Question

If \((a, b)\) is a solution to the system of equations below, what is the value of \(a\) ? (A) \(2 a-\frac{1}{2} b=4\) (B) \(3 a+b=6\)

Short answer

The value of \(a\) is 2.

Step-by-step solution

Identify the System of Equations

We have two equations: \(2a - \frac{1}{2}b = 4\) and \(3a + b = 6\). Our goal is to find the value of \(a\) by solving this system of equations.

Solve One Equation for One Variable

From equation (B) \(3a + b = 6\), let's solve for \(b\): \(b = 6 - 3a\).

Substitute into the Other Equation

Substitute \(b = 6 - 3a\) from Step 2 into equation (A): \(2a - \frac{1}{2}(6 - 3a) = 4\).

Simplify and Solve for a

Expand and simplify the equation: \(2a - \frac{6}{2} + \frac{3}{2}a = 4\). Combine like terms to get \(2a + \frac{3}{2}a = 4 + 3\). This simplifies to \(\frac{4a}{2} + \frac{3a}{2} = 7\). Therefore, \(\frac{7a}{2} = 7\). Multiply by 2 to clear the fraction: \(7a = 14\), then divide by 7 to find \(a\): \(a = 2\).

Validate Your Solution

Substitute \(a = 2\) back into equation (B) to check our solution: \(3(2) + b = 6\), which gives \(6 + b = 6\). Thus, \(b = 0\). Substitute both values into equation (A) to confirm \(2(2) - \frac{1}{2}(0) = 4\), which holds true, confirming \(a = 2\) is correct.

Key concepts

Algebra

Algebra is like a magical toolkit in mathematics. It helps us to express real-world problems with letters and symbols. These symbols often represent unknowns that we can figure out using mathematical operations.
In the given problem, we have a system of equations. Each equation is an algebraic way to describe a relationship. When we say "system of equations," we mean two or more equations that share the same variables.
Here, the equations involve the variables \( a \) and \( b \). When solving algebraic problems, our main goal is to find the value of these variables. This is done by manipulating the equations, using operations like addition, subtraction, multiplication, and division, to isolate one variable and solve for its value.
When two equations are given together like this, they provide unique clues that lead us to the exact solution for the unknowns.

Solving Equations

Solving equations is all about finding values that make the equation true. In our system, we need to solve for \( a \) and \( b \). This involves several steps.
First, we solve one of the equations for one of the variables, like solving for \( b \) in terms of \( a \) as we did in the solution. This is often called "substitution."

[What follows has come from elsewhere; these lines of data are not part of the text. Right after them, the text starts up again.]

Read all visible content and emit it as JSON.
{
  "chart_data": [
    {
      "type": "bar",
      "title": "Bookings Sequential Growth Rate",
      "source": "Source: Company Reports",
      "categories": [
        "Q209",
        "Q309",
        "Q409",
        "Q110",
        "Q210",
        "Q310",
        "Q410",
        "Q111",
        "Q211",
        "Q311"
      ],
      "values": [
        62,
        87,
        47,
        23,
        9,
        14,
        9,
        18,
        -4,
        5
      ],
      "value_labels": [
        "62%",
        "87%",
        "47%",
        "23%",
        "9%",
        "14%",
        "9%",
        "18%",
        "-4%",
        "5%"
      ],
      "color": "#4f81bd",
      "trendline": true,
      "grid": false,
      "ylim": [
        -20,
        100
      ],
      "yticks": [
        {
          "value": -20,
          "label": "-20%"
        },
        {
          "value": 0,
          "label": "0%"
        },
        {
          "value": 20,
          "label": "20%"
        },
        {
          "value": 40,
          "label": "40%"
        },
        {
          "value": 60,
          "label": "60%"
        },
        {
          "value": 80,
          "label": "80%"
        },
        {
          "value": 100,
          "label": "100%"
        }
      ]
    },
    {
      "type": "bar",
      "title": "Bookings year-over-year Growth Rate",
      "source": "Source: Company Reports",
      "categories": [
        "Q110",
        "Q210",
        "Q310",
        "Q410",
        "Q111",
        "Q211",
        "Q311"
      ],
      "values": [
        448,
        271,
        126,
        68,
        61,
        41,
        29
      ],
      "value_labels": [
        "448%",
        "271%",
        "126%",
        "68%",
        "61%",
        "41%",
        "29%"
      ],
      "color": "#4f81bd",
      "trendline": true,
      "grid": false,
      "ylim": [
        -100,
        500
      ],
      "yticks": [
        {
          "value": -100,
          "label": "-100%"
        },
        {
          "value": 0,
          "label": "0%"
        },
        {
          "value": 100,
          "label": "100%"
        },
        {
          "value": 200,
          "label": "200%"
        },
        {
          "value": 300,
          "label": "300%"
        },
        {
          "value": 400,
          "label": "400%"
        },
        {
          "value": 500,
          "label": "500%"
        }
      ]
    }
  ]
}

• We found \( b = 6 - 3a \) from equation (B).
• Next, we substituted this expression for \( b \) back into equation (A).

By doing so, we turned a system of two equations into a single equation with only one variable \( a \). This simplifies matters significantly.
Finally, we solve this new equation to find the numerical value of \( a \). The process involves expanding, simplifying the expressions, and performing operations to isolate \( a \).
This step-by-step approach ensures that we carefully handle each part of the system, ultimately leading to the correct solution for the variable of interest.

PSAT Math

The PSAT math section often includes problems like systems of equations, making it essential for students to be comfortable with algebraic manipulation.
This problem type tests your ability to:

• Understand and interpret the given equations.
• Execute an effective strategy to reach the solution.
• Apply algebraic techniques such as substitution and elimination to find the unknowns.

On the PSAT, it's crucial to approach these problems one step at a time, as we did here by first isolating a variable. Recognizing which technique to use is a skill that improves with practice.
These exercises not only test mathematical ability but also logical thinking and problem-solving skills, which are vital for success in both exams and real-world applications. Practicing with systems of equations not only helps on standardized tests like the PSAT but also in developing strong foundational math skills.